00:14:22.150 It shows the headers from our index page.
00:14:30.810 Now, if I refresh the browser, you will see the hello world response.
00:14:37.000 I have another executable Ruby file that returns evaluated output.
00:14:43.390 For example, a Ruby file named 'nine_plus_two.rb' evaluates the result of nine plus two.
00:14:51.750 If we request a file that doesn’t exist, we will receive a '404 Not Found' error.
00:14:58.480 We can also have our server execute Ruby files if they are executable.
00:15:06.190 Now, let's modify our server to handle query strings.
00:15:13.850 As Ruby developers, we can modify the query method to support query parsing.
00:15:21.860 Using the question mark '?' will indicate that the path has a query.
00:15:29.920 Later, we can process the query and return it appropriately in our response.
00:15:37.580 I covered basic modifications, but you can explore this further.
00:15:44.520 This is our server implementation so far.
00:15:52.470 Now let’s discuss security considerations.
00:15:59.040 The current implementation is vulnerable to path traversal attacks.
00:16:06.940 This happens if someone accesses directories on the server using '../'.
00:16:12.490 It's important to ensure that sensitive directories are not accessible.
00:16:18.570 There are algorithms to prevent this, but I haven't covered them here.

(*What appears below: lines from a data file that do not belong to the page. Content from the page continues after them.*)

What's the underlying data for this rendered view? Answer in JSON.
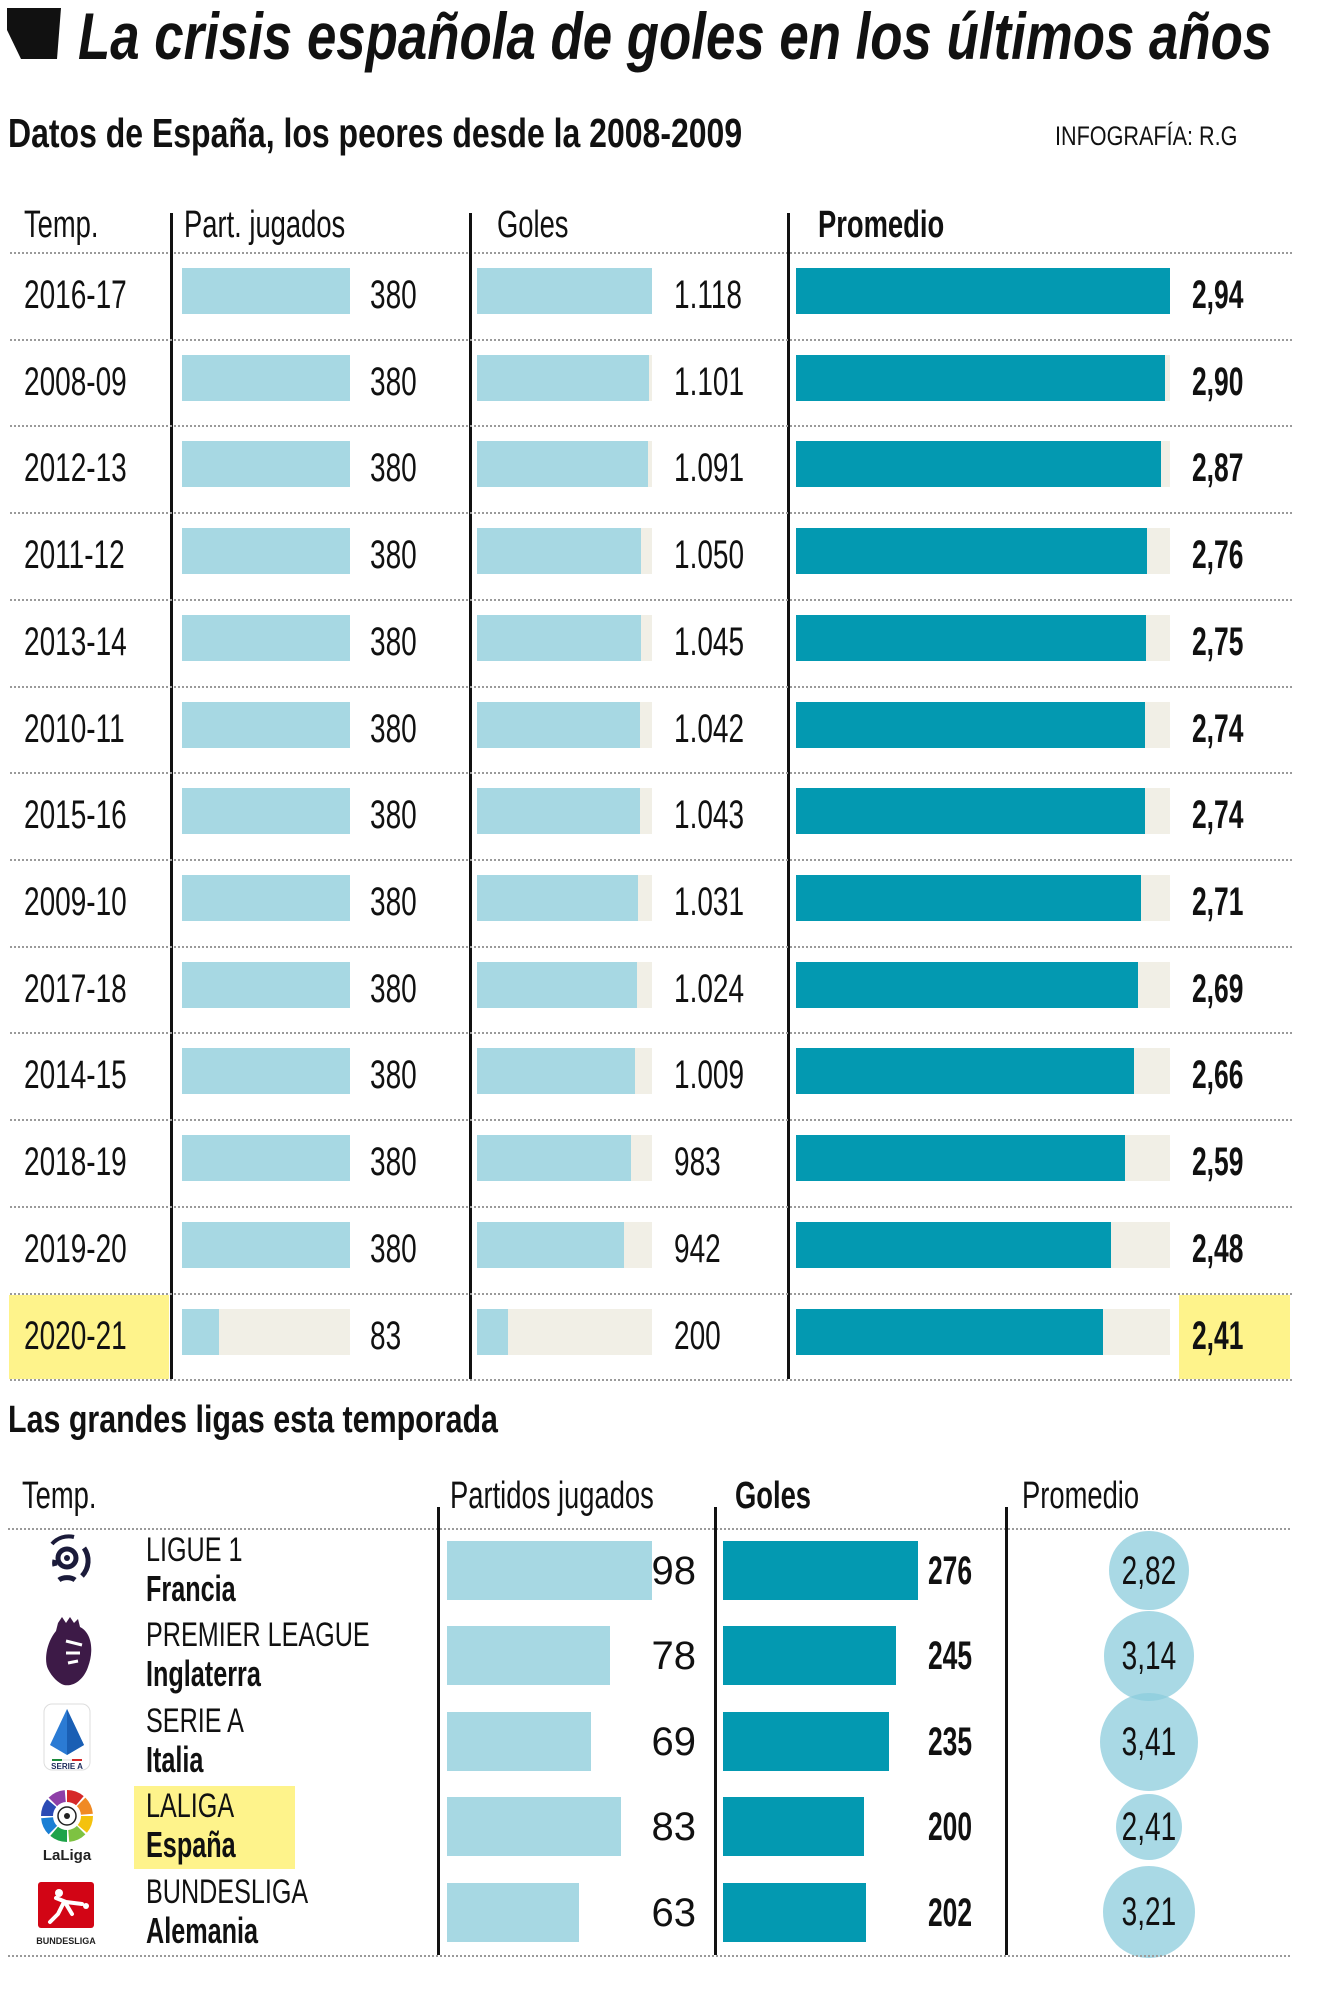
{
  "title": "La crisis española de goles en los últimos años",
  "subtitle": "Datos de España, los peores desde la 2008-2009",
  "credit": "INFOGRAFÍA: R.G",
  "colors": {
    "light_bar": "#a7d8e3",
    "dark_bar": "#0399b1",
    "track": "#f1efe6",
    "highlight": "#fef38b",
    "bubble": "#8cccdc"
  },
  "chart_data": [
    {
      "type": "table",
      "title": "Datos de España, los peores desde la 2008-2009",
      "columns": [
        "Temp.",
        "Part. jugados",
        "Goles",
        "Promedio"
      ],
      "highlight_row": "2020-21",
      "rows": [
        {
          "season": "2016-17",
          "matches": 380,
          "matches_label": "380",
          "goals": 1118,
          "goals_label": "1.118",
          "avg": 2.94,
          "avg_label": "2,94"
        },
        {
          "season": "2008-09",
          "matches": 380,
          "matches_label": "380",
          "goals": 1101,
          "goals_label": "1.101",
          "avg": 2.9,
          "avg_label": "2,90"
        },
        {
          "season": "2012-13",
          "matches": 380,
          "matches_label": "380",
          "goals": 1091,
          "goals_label": "1.091",
          "avg": 2.87,
          "avg_label": "2,87"
        },
        {
          "season": "2011-12",
          "matches": 380,
          "matches_label": "380",
          "goals": 1050,
          "goals_label": "1.050",
          "avg": 2.76,
          "avg_label": "2,76"
        },
        {
          "season": "2013-14",
          "matches": 380,
          "matches_label": "380",
          "goals": 1045,
          "goals_label": "1.045",
          "avg": 2.75,
          "avg_label": "2,75"
        },
        {
          "season": "2010-11",
          "matches": 380,
          "matches_label": "380",
          "goals": 1042,
          "goals_label": "1.042",
          "avg": 2.74,
          "avg_label": "2,74"
        },
        {
          "season": "2015-16",
          "matches": 380,
          "matches_label": "380",
          "goals": 1043,
          "goals_label": "1.043",
          "avg": 2.74,
          "avg_label": "2,74"
        },
        {
          "season": "2009-10",
          "matches": 380,
          "matches_label": "380",
          "goals": 1031,
          "goals_label": "1.031",
          "avg": 2.71,
          "avg_label": "2,71"
        },
        {
          "season": "2017-18",
          "matches": 380,
          "matches_label": "380",
          "goals": 1024,
          "goals_label": "1.024",
          "avg": 2.69,
          "avg_label": "2,69"
        },
        {
          "season": "2014-15",
          "matches": 380,
          "matches_label": "380",
          "goals": 1009,
          "goals_label": "1.009",
          "avg": 2.66,
          "avg_label": "2,66"
        },
        {
          "season": "2018-19",
          "matches": 380,
          "matches_label": "380",
          "goals": 983,
          "goals_label": "983",
          "avg": 2.59,
          "avg_label": "2,59"
        },
        {
          "season": "2019-20",
          "matches": 380,
          "matches_label": "380",
          "goals": 942,
          "goals_label": "942",
          "avg": 2.48,
          "avg_label": "2,48"
        },
        {
          "season": "2020-21",
          "matches": 83,
          "matches_label": "83",
          "goals": 200,
          "goals_label": "200",
          "avg": 2.41,
          "avg_label": "2,41"
        }
      ],
      "scales": {
        "matches_max": 380,
        "goals_max": 1118,
        "avg_max": 2.94
      }
    },
    {
      "type": "table",
      "title": "Las grandes ligas esta temporada",
      "columns": [
        "Temp.",
        "Partidos jugados",
        "Goles",
        "Promedio"
      ],
      "highlight_row": "LALIGA",
      "rows": [
        {
          "league": "LIGUE 1",
          "country": "Francia",
          "logo": "ligue1-logo",
          "logo_text": "LIGUE 1",
          "matches": 98,
          "goals": 276,
          "avg": 2.82,
          "avg_label": "2,82"
        },
        {
          "league": "PREMIER LEAGUE",
          "country": "Inglaterra",
          "logo": "premier-league-logo",
          "logo_text": "",
          "matches": 78,
          "goals": 245,
          "avg": 3.14,
          "avg_label": "3,14"
        },
        {
          "league": "SERIE A",
          "country": "Italia",
          "logo": "serie-a-logo",
          "logo_text": "SERIE A",
          "matches": 69,
          "goals": 235,
          "avg": 3.41,
          "avg_label": "3,41"
        },
        {
          "league": "LALIGA",
          "country": "España",
          "logo": "laliga-logo",
          "logo_text": "LaLiga",
          "matches": 83,
          "goals": 200,
          "avg": 2.41,
          "avg_label": "2,41"
        },
        {
          "league": "BUNDESLIGA",
          "country": "Alemania",
          "logo": "bundesliga-logo",
          "logo_text": "BUNDESLIGA",
          "matches": 63,
          "goals": 202,
          "avg": 3.21,
          "avg_label": "3,21"
        }
      ],
      "scales": {
        "matches_max": 98,
        "goals_max": 276,
        "avg_max": 3.41
      }
    }
  ]
}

00:16:26.679 As Ruby developers, we should be aware of these vulnerabilities.
00:16:33.979 So, where does Rack fit into this discussion?
00:16:41.250 Rack has built an HTTP interface for Ruby.
00:16:48.350 Most popular servers, like Webrick and Puma, are built on top of Rack.
00:16:54.790 Rack handles many features we are missing, such as query parsing and security mechanisms.
00:17:02.010 If you're considering building an accessible server, I recommend using Rack.
00:17:09.350 All the features Rack offers ensure a more robust and production-ready server.
00:17:18.110 To read more, check out the HTTP spec, the Socket library, and the Rack documentation.
00:17:26.470 You can also explore how the underlying functions work together.
00:17:34.400 That's all for my presentation. Thank you!